Two more Chinese shops in Tonga were torched in attacks overnight, two days after rioting destroyed much of the capital, Nuku'alofa, but the city was "reasonably calm" on Saturday, Police Commander Sinilau Kolokihakaufisi told The Associated Press.

He said that no one was in the shops during the attacks Friday night, and that up to 200 ethnic Chinese — one-fifth the number living in Tonga — have sought refuge after about 30 Chinese-owned stores and businesses were torched during Thursday's riot.

Government spokesman Lopeti Senituli said about 20 young men were arrested overnight for breaking and entering premises in the city, much of which was a smoldering ruin after Thursday's riot.

Angry youths on Thursday had overturned cars, attacked officials and looted shops and offices before setting them ablaze in the tiny, impoverished kingdom.

Officials said about 80 percent of the capital was destroyed.

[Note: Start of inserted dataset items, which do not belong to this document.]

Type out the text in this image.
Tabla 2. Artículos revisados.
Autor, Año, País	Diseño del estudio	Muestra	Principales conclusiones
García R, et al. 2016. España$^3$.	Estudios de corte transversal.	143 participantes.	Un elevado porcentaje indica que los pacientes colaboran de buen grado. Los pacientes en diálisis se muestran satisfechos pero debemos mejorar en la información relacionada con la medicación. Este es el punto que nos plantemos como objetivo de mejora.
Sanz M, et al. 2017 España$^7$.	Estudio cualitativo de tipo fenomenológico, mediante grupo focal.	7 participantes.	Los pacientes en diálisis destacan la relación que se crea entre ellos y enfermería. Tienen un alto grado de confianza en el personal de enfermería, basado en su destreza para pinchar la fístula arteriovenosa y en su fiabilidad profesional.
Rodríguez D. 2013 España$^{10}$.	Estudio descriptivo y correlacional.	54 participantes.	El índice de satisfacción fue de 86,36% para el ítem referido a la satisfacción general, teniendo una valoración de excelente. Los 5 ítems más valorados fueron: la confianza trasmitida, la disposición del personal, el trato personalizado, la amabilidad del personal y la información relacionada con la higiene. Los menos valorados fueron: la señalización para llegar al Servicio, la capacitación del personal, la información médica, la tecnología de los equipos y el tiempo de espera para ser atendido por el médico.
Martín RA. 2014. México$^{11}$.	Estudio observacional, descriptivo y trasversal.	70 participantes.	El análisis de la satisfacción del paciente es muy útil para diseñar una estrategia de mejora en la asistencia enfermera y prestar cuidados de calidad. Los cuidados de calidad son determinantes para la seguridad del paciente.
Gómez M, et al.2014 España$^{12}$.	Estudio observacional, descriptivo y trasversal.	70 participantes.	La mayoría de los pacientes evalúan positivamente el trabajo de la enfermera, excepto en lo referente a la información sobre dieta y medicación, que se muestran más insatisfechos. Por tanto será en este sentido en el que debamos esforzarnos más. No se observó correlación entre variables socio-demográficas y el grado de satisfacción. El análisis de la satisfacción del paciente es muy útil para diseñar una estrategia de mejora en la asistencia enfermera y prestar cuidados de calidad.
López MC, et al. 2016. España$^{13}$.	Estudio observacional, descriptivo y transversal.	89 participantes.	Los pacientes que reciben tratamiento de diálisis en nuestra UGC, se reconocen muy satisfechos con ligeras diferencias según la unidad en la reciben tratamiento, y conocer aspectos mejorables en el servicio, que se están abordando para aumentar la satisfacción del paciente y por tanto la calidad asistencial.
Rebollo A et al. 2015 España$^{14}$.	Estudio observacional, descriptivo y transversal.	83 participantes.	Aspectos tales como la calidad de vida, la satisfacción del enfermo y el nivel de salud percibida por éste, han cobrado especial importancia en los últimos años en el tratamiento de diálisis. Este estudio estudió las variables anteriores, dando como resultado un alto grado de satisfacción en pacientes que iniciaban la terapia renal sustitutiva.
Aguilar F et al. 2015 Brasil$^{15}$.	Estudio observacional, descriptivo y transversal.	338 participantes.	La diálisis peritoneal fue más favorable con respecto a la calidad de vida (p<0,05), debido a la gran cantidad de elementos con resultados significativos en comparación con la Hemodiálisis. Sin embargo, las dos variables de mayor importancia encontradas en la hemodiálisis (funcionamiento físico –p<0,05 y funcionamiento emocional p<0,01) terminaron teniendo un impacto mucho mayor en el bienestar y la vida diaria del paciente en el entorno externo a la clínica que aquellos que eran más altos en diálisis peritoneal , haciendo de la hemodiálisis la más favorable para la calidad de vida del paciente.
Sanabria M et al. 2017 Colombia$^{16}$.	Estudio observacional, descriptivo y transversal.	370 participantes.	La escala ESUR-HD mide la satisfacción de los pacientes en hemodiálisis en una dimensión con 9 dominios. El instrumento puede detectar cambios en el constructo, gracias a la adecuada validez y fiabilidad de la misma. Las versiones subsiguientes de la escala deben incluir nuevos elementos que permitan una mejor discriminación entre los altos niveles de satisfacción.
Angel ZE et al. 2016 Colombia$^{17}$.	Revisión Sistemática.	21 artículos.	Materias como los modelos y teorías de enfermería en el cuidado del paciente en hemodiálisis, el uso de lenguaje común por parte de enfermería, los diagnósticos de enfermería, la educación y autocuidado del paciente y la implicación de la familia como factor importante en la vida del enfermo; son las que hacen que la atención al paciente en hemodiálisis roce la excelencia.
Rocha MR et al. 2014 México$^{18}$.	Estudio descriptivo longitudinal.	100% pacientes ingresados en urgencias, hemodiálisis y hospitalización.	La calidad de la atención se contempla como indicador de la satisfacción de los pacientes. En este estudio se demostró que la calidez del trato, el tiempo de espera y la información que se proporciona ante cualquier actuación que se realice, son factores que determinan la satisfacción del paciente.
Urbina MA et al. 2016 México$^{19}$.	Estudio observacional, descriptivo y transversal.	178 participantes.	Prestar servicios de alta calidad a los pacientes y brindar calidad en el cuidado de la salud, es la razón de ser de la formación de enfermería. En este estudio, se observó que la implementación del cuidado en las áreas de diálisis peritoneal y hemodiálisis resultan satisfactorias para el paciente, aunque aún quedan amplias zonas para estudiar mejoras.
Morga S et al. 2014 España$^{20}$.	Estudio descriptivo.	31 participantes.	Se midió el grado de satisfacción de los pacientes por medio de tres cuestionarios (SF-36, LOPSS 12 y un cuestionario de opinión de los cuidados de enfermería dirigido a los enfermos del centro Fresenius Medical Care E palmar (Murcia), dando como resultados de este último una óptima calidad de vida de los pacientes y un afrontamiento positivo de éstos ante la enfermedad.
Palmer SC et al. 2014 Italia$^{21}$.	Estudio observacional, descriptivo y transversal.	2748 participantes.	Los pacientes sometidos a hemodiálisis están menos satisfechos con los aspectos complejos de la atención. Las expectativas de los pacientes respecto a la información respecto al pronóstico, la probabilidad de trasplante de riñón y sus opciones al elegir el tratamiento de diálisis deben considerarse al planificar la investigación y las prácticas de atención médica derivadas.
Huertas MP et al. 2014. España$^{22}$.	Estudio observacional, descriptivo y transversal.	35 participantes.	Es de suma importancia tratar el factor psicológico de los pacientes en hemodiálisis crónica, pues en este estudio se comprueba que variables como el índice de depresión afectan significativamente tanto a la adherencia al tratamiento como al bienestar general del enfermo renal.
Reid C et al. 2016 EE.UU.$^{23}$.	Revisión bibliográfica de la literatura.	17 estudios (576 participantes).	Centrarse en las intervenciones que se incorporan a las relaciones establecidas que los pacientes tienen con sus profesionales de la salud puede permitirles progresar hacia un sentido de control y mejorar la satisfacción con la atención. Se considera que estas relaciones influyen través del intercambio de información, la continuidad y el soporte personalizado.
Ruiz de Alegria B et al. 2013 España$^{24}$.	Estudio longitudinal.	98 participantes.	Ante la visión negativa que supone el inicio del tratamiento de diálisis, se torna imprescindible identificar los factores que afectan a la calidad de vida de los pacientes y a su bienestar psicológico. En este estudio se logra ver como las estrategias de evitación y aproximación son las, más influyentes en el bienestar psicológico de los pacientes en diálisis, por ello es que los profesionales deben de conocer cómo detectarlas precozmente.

As in many South Pacific countries, ethnic Chinese traders have a large chunk of the economy in Tonga's capital, and are sometimes resented by locals who perceive them as outsiders despite many Chinese families being there for generations.

China's Ambassador to Tonga, Hu Yeshun, said that the embassy had "received over 150 people, whose houses or stores were destroyed by the mobs," and that his staff were still trying to contact all Chinese residents to make sure they were safe.

Kolokihakaufisi said the violence had displaced about 200 Chinese, many of them Tongan citizens, who are being accommodated at the Police College and a village outside the city.

"They're guarded by people in the village," he said.

The violence was triggered by anger that Parliament might finish this year's session without settling plans to introduce reforms that would give democratically elected lawmakers a parliamentary majority over royally appointed legislators.

The government had agreed Tuesday to a plan ensuring that 21 lawmakers in the 30-seat Parliament will be elected starting in 2008 — but it came too late to prevent the rioting.

Firefighters on Friday found eight charred bodies while searching burned-out shops, businesses and hotels. At least six of the victims were believed to be looters or rioters.

Kolokihakaufisi said that some people were still listed as missing, and not all damaged buildings had been checked, so more deaths could not be ruled out.

Senituli, a spokesman for Prime Minister Fred Sevele, said the foreign forces' arrival was "an acknowledgment our security apparatus is ... short of manpower."

Sevele on Friday invoked security laws to deploy the country's small army into the city.

Tonga's king said he was greatly distressed that a small but dangerous criminal element had caused deaths, injuries and property damage, and offered sympathy to victims' families those whose businesses were wrecked.

"Every measure of the law will be followed to track down and prosecute the perpetrators and those who incited and agitated this mindless criminal destruction," he said in a statement.

Tonga, halfway between Australia and Tahiti, has about 108,000 people. Its economy depends on pumpkin and vanilla exports, fishing, foreign aid and remittances from Tongans abroad.